Dans ce guide, nous détaillons les conditions d'exonération, le fonctionnement du prélèvement de solidarité, les pays concernés, la procédure des cases 8SH et 8SI, les revenus visés, la marche à suivre pour récupérer une CSG-CRDS payée à tort, ainsi que les erreurs les plus fréquentes.
Qui peut bénéficier de l'exonération de CSG et de CRDS ?
Depuis le 1er janvier 2019, les personnes affiliées à un régime obligatoire de sécurité sociale d'un autre État de l'Union européenne, de l'Espace économique européen (Islande, Norvège, Liechtenstein) ou de la Suisse sont exonérées de CSG et de CRDS sur leurs revenus du patrimoine français.

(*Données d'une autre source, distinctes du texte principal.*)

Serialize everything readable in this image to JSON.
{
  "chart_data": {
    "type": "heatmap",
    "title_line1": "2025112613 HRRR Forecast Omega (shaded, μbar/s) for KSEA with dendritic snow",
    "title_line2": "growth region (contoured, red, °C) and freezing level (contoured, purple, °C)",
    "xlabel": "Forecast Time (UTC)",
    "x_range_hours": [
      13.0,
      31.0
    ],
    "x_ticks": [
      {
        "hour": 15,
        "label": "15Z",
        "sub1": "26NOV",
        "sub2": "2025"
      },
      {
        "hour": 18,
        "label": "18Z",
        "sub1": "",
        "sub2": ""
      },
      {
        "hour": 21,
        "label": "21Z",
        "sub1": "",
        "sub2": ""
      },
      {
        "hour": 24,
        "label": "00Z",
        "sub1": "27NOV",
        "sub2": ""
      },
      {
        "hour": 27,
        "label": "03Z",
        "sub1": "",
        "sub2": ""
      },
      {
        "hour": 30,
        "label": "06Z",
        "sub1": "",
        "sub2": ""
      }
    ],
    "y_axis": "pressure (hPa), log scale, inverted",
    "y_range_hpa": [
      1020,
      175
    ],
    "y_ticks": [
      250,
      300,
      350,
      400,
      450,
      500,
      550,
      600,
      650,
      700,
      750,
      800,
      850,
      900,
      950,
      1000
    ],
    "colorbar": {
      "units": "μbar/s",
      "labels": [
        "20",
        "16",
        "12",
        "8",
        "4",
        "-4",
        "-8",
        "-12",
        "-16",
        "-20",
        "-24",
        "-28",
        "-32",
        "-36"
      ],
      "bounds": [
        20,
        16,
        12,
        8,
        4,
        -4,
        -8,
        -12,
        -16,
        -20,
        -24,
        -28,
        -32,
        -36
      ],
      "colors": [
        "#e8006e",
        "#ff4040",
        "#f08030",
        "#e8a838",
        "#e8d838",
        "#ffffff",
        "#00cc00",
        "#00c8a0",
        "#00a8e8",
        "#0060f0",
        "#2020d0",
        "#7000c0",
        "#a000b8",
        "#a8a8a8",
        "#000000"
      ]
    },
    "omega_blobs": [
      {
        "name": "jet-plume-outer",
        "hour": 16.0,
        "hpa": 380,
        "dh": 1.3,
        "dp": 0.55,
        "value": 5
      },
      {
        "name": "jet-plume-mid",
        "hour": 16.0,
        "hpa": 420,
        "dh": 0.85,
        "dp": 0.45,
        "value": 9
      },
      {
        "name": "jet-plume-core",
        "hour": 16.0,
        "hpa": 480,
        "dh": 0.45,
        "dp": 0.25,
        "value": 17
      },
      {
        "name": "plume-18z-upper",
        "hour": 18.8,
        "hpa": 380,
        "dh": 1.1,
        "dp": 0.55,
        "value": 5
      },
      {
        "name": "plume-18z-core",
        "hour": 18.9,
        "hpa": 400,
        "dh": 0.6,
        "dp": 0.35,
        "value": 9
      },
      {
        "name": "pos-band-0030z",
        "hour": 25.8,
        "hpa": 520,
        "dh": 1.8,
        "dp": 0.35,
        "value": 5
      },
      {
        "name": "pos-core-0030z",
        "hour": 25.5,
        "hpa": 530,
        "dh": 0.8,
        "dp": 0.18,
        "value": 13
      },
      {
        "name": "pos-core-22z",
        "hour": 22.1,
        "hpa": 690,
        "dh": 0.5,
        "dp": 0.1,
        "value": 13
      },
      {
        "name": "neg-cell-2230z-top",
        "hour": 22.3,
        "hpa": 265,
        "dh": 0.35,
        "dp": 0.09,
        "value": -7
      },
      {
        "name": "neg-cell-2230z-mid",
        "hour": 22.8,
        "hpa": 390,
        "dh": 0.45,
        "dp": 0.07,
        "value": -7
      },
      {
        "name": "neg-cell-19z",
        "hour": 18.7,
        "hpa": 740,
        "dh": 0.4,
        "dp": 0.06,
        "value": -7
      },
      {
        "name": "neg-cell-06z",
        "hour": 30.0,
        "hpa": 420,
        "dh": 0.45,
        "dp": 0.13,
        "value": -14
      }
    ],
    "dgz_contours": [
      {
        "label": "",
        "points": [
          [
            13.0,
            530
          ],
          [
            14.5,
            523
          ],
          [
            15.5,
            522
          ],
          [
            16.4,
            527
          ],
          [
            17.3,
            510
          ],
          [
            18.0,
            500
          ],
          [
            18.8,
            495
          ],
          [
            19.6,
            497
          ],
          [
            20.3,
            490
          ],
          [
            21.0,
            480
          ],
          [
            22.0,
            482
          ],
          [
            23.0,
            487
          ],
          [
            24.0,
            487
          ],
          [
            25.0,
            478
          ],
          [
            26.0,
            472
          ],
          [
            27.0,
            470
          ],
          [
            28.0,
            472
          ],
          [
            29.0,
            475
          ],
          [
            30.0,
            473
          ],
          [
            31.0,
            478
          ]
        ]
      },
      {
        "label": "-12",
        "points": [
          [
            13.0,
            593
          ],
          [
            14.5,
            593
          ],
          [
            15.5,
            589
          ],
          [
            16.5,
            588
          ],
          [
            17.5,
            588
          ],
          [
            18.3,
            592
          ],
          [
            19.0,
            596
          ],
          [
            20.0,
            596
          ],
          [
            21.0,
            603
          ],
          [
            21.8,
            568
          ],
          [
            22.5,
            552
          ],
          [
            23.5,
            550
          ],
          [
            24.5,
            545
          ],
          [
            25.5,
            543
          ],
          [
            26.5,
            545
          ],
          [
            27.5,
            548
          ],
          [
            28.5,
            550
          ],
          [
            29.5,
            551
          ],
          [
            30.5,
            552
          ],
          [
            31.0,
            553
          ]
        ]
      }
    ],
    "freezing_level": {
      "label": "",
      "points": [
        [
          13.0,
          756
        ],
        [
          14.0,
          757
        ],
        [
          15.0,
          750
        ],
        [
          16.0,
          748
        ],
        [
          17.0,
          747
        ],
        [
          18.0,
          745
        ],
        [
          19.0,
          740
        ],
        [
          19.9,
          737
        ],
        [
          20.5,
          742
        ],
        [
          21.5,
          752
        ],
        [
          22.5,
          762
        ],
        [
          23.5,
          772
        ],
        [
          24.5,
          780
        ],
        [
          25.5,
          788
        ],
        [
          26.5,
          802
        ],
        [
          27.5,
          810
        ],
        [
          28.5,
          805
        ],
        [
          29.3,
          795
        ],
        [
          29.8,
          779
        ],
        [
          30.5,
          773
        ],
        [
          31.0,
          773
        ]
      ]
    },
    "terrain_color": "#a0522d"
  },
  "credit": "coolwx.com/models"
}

Ce dispositif fait suite à la condamnation de la France par la Cour de justice de l'Union européenne en 2015 : la CSG et la CRDS ayant pour objet de financer la sécurité sociale française, une personne déjà affiliée à un régime social européen n'a pas à contribuer à un système dont elle ne bénéficie pas.
Le Royaume-Uni bénéficie d'un régime particulier : malgré sa sortie de l'Union européenne, l'administration fiscale française confirme que les résidents britanniques continuent, sous conditions, de bénéficier de cette exonération.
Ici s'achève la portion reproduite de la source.